Das spöttische Lächeln kehrte auf Claytons Gesicht zurück.
»Ich zahle zweihundert Dollar für eine Milchkuh.«
Kaum hatte er ausgesprochen, da konnte er sich vor angebotenen Kühen nicht mehr retten.
»Dieses Problem wäre also auch gelöst, Mr. Zachary«, stellte Clayton befriedigt fest.
»Da wäre noch etwas«, meinte der Prediger. »Ich bin der Captain dieses Trecks, und während der Reise haben sich alle meinen Befehlen unterzuordnen, ohne jede Ausnahme.«
»Einverstanden«, sagte der Spieler im gleichgültigen Tonfall.
Zachary sah Clayton herausfordernd an.
»Eine meiner Anordnungen lautet: Kein Glücksspiel während der Reise!«
»Seit wann besteht diese Anordnung?«
»Seit eben gerade.«
»Gut«, seufzte Clayton ergeben. »Kein Glücksspiel während der Reise.«
So ungern es Abner Zachary auch sah, aber jetzt konnte er nicht mehr verhindern, daß sich Clayton und seine Freundin dem Treck anschlossen.

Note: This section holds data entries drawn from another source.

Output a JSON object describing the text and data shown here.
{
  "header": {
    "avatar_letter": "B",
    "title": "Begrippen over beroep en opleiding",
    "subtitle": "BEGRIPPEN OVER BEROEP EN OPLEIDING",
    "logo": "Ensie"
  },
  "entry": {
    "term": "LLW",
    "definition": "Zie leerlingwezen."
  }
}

Vielleicht, vermutete Jacob, richtete sich seine Abneigung weniger gegen den Spieler als gegen Urilla Anderson. Zachary hatte es nicht gern gesehen, als sie sich seinem Sohn Adam an den Hals warf, um ihn zu überreden, sie mit nach Oregon zu nehmen. Jacob fragte sich zum wiederholten Mal, was die junge Frau dort wollte.
Als der Prediger den neuen Wagen Jacobs Zug zuteilte, lief ein Zucken durch Martins Gesicht. Er würde Urilla Tag und Nacht nahe sein, über viele Monate hinweg, und doch war sie für ihn unerreichbar.
Martin erschien nicht zum Abendessen. Jacob ging in die Prärie hinaus, um seinen Freund zu suchen. Er fand ihn auf einem nahen Hügel. Dort kauerte Martin, die Arme um die an den Körper gezogenen Knie geschlungen, kaute geistesabwesend auf einem bräunlichen Grashalm herum und starrte hinaus auf das Meer aus Gras, das sich sanft im Wind wiegte und sein nächtliches Klagelied sang.